Depuis quelques années, des organisations de courses de sprint et de mi-distance proposent aussi un format « randonnée » que l’on peut voir de deux manières. A la fois comme une façon d’intégrer deux visions du sport en réunissant sur un même site des champions de la discipline et des adeptes de la « rando », de l’expérimenté au novice. On peut aussi regarder cette coexistence d’une compétition et d’une randonnée sur un même évènement comme une façon de ramener une pratique « sauvage » dans les marges contrôlées de la relation sportive digitale afin de la faire rentrer dans les cadres d’un jeu socialement reconnu.
Dans toutes les courses les participants ne sont pas mélangés et un attelage en randonnée ne peut croiser ou être doublé par un compétiteur. Quelques manifestations, appelées tout simplement « rando » ont tenté de créer des participations de masse en réunissant juste pour le plaisir des mushers d’horizons différents. Elles proposent des distances et formats adaptés dans lesquels chacun, en fonction de ses propres envies ou objectifs, peut s’inscrire. Il n’y a pas de classement et l’ambiance de la fête et de la convivialité sont valorisés en lieu et place de la performance chiffrée.
La figure de l’athlète
Progressivement la cléricature du mushing a imposé son style, celui de l’athlète. Ces dernières années, les courses de mi-distance ont connu un réel engouement en France. Elles se sont progressivement transformées en courses de sprint long, en en empruntant les codes et l’organisation, en spécialisant des types de chiens sur ces distances. Paradoxe, car cette migration des sportifs vers la mi-distance correspond certainement à la base à une volonté de sortir d’un format trop court, trop standardisé, trop éloigné d’un idéal de l’attelage porté par les courses de longue distance et les expéditions. Néanmoins, force est de constater qu’il ne s’agit que d’un déplacement d’une compétition hautement codifiée vers un format plus long dont l’objectif reste l’établissement d’un classement, l’exclusion symbolique des perdants, la consécration d’un dieu du stade.
Les chiens ont subi une forme d’uniformisation vers un type profilé au poil plus court (même chez les nordiques), a la musculature développée, dans un souci permanent d’augmenter le rapport force-vitesse, la souplesse, la motivation à l’attelage, la sociabilité et le contrôle. Le chien a l’image du sportif moderne est façonné pour une utilisation maximale de sa motricité, une motivation à l’attelage quasi suicidaire puisqu’elle demande la vigilance du musher, notamment lorsqu’il fait très chaud. Qu’est-donc que cet animal qui, semble-t-il sans contrainte extérieure ou motivation extrinsèque (leurre, récompense ), est capable de mettre sa propre vie en danger ?
La prégnance du staff vétérinaire notamment dans les courses à étapes est bien évidemment un progrès pour la santé et la sécurité des chiens. Cependant, elle oriente la discipline vers une tendance générale de la société et de la santé publique qui privilégie le traitement à la prévention ( Panacée à Hygiée* ) et, sous couvert de bonne santé et de bien-être animal participe au contrôle permanent des existences, hommes et chiens.
« Ainsi, la vie est désormais tout le temps sous contrôle, car constamment « protégée » et « soumise » à l’agrément d’une bonne santé. » (Michela Marzano – » Foucault et la santé publique »)

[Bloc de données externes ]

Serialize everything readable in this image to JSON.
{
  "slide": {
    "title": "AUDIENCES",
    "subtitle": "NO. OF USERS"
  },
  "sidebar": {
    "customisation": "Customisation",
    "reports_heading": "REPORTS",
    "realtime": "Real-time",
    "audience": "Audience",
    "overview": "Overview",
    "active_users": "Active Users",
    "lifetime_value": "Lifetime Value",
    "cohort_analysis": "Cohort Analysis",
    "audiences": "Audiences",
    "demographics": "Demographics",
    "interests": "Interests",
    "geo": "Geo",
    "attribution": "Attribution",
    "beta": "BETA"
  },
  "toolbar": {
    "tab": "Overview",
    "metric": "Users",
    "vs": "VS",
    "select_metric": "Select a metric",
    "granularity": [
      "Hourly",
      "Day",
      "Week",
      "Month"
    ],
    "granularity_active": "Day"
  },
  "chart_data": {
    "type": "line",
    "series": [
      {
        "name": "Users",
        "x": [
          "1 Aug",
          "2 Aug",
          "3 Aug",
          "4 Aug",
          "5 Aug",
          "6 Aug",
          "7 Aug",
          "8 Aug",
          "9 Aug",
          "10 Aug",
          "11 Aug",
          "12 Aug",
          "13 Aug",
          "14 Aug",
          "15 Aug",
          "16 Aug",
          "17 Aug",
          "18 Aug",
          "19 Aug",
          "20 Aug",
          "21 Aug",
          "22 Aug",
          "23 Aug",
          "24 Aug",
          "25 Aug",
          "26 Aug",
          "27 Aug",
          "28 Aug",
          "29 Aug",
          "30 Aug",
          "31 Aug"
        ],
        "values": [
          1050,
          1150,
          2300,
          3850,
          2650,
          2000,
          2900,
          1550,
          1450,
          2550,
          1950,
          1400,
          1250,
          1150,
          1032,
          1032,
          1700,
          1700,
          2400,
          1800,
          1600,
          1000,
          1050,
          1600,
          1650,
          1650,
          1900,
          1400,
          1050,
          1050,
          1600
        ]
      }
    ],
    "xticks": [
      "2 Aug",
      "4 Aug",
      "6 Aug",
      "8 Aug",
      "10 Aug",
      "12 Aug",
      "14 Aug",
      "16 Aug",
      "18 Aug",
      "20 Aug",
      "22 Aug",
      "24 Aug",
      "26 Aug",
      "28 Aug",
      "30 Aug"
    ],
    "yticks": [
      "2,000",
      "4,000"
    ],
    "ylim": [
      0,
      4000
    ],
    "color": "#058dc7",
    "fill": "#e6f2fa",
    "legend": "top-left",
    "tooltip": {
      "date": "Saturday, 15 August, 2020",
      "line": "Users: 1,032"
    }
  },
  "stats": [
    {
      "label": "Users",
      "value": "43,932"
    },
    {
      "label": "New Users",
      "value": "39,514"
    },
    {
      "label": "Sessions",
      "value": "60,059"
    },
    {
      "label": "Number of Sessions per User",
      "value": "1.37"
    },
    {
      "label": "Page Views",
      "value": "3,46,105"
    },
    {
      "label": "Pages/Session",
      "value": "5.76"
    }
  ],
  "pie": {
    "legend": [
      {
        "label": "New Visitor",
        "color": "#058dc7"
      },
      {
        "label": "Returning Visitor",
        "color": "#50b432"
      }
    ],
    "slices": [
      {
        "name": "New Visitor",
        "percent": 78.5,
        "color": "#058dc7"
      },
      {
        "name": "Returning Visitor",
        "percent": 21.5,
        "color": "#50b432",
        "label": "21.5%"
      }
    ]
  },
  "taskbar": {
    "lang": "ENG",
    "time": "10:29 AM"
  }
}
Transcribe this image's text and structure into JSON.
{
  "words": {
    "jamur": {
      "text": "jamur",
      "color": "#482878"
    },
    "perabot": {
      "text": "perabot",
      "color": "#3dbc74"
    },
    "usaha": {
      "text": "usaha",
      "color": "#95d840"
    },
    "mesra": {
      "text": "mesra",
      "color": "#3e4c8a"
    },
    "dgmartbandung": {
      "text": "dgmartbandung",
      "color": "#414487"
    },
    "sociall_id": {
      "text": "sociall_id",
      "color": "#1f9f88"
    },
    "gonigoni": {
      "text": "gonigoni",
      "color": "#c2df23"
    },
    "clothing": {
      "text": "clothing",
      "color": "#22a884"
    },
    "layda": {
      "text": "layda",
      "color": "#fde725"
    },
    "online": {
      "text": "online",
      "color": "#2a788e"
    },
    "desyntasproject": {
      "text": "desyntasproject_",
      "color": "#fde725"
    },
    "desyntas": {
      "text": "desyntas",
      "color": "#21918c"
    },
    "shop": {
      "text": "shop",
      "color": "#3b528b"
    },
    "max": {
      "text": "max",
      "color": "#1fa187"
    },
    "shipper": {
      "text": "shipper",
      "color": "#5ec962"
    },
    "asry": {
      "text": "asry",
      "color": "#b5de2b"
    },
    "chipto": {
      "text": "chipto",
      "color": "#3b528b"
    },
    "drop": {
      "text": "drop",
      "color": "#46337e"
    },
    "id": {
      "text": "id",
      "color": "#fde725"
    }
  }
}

Cette médicalisation de la pratique sportive est pour l’instant principalement orientée vers l’animal et calque le fonctionnement du sport professionnel dans d’autres disciplines. La vie d’un chien sportif est une existence tournée vers la santé, les soins médicaux, l’hygiène nutritionnelle, l’équilibre psychologique et l’éducation. Il s’agit bien là de tenter de prendre en compte le canidé dans sa globalité et de maîtriser le plus possible de paramètres dans un souci de contrôle sanitaire, de bien-être physique et de performance sportive afin d’exploiter à court ou moyen terme ses capacités dans un objectif de rendement maximal.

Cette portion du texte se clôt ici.